A group of prominent Israelis, many of them former defence chiefs, launched a new peace plan yesterday calling for the establishment of a Palestinian state with Jerusalem as its capital.
The plan, an outline of which was seen by AFP, calls for the establishment of a Palestinian state within the 1967 borders with mutually-agreed land swaps, and the division of Jerusalem to become the capital of two states.
It is based on a 2002 initiative launched by Saudi Arabia's King Abdullah and endorsed by the Arab League which offers pan-Arab recognition of Israel in exchange for exactly such an arrangement.
Israel at the time described the Arab proposal as "positive" while containing "some problematic aspects" but it never made a formal public response.
Nine years later, former Shin Bet security agency chief Yaakov Peri told journalists, a reply was long overdue.
"Israel cannot continue to avoid answering that it is ready to go and discuss a comprehensive peace," he told a press conference launching the new proposal, called the Israel Peace Inititative.
In remarks broadcast by state radio he conceded that there was no instant solution.
"None of us is deceiving himself that we are headed for a treaty and tomorrow morning we shall get up and peace will break out," he said. "But we think that all the peoples of this region want peace, want a treaty, want security and want economic growth."
The initiative, like other past private proposals, proposes a solution to the thorny issue of refugees, suggesting that they be finacially compensated and allowed to return to the Palestinian state, with a "symbolic" number even allowed to return to Israel.
It also calls for Israel to withdraw from the Golan Heights, which it occupied from Syria in the 1967 Middle East war in which it also seized the West Bank, the Gaza Strip and east Jerusalem.
The proposal was signed by more than 50 prominent Israelis, many of them former leading figures in the defence establishment such as Peri, former armed forces chief of staff Amnon Lipkin-Shahak, former Shin Bet chief Ami Ayalon and ex-Mossad head Danny Yatom.
Moshe Shahal, a former Labour party cabinet minister, said Israel's position on the world stage was steadily eroding due to its policies toward the Palestinians.
"Time is running out, our status in the world is worsening," he said. "We are seen not only as rejecting peace but as those who are determined not to make an agreement."

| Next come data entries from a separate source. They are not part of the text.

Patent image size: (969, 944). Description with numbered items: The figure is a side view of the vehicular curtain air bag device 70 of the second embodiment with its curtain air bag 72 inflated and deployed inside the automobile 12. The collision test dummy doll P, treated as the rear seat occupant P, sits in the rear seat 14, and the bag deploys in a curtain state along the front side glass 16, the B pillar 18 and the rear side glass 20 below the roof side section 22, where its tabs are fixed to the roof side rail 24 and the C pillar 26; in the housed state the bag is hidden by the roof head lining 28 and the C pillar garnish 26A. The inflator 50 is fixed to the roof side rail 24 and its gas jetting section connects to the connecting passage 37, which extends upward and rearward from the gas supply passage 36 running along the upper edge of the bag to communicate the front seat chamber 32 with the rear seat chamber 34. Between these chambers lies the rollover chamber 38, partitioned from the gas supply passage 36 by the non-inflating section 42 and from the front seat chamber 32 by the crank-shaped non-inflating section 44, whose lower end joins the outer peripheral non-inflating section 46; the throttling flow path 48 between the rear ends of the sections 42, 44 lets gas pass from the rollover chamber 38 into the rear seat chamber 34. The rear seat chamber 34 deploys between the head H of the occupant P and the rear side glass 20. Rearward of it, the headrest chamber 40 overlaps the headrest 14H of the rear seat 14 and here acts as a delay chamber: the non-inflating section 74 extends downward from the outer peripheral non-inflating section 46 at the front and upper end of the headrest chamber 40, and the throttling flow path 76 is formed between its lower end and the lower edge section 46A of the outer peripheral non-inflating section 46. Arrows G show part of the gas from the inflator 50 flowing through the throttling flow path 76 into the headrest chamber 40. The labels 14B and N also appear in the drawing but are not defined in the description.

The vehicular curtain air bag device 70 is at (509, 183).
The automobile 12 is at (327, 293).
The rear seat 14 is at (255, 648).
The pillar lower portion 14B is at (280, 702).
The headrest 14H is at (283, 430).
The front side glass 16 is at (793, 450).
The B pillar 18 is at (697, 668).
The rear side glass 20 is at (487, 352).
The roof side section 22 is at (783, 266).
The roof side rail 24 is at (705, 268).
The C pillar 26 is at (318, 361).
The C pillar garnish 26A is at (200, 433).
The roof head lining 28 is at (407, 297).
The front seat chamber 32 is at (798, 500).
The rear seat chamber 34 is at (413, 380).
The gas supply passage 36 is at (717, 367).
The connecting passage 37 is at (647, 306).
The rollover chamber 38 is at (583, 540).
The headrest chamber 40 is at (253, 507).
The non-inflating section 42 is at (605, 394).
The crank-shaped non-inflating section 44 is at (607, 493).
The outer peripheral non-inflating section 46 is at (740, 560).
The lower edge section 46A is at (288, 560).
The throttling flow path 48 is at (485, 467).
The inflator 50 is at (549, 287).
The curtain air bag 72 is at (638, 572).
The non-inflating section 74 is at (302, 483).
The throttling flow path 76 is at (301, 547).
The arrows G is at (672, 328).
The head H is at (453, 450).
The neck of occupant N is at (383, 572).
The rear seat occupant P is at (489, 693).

Other intitiators of the initiative are academics and business leaders, such as Idan Ofer, a clean-energy entrepreneur and director of Israel's largest holding company.
"The occupation must end and the moment it ends the entire Arab world will stand open before us, to the Israeli economy, ready to do business," he told the Tel Aviv press conference.

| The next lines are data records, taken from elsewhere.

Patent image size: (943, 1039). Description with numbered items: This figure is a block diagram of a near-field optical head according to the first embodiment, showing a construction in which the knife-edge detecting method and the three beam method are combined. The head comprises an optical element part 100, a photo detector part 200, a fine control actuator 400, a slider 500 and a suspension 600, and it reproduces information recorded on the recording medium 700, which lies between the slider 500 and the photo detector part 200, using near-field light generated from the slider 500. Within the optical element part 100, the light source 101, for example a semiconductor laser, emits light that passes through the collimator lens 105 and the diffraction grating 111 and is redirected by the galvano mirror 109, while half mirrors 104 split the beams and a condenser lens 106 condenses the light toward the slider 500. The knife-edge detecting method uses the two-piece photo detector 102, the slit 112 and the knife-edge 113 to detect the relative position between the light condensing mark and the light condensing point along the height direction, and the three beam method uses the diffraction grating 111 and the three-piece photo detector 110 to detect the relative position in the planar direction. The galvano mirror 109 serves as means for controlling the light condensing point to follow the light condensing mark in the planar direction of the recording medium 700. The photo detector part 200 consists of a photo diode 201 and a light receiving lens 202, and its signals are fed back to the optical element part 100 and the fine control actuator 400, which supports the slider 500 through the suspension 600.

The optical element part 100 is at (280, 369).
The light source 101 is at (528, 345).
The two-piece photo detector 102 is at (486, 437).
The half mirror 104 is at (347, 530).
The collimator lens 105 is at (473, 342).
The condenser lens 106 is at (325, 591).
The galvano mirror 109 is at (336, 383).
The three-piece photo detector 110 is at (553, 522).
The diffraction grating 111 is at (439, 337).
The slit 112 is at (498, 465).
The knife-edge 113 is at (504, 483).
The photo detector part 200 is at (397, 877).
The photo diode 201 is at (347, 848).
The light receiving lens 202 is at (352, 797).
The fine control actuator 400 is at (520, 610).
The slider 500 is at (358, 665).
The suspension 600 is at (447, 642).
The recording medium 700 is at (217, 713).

"The bottom line of this intitiative is that we have to move quickly because if we don't, others will step in instead of us."

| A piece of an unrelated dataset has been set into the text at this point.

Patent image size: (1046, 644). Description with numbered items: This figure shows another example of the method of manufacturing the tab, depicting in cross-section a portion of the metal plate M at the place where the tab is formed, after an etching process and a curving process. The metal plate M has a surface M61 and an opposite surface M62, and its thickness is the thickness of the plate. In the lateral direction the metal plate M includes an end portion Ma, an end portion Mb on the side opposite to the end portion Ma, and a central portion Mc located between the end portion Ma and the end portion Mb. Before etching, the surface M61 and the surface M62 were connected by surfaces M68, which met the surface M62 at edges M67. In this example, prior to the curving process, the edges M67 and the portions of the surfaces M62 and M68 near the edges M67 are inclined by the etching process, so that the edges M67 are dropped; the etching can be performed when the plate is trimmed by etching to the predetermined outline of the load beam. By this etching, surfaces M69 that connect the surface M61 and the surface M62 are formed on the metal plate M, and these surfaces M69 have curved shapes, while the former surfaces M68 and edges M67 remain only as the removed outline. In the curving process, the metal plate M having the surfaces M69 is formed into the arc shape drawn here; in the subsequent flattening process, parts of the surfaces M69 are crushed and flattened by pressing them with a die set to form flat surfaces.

One of the backers of the new plan is Yuval Rabin, son of the late Israeli premier Yitzhak Rabin who was assassinated by an Israeli extremist in 1995.
"Israel has no political direction," he said in an interview published yesterday in the top-selling Yediot Aharonot daily. "The prime minister will not initiate anything and he is not coming up with any alternative to the scenarios which I don't even want to think about," he told the paper.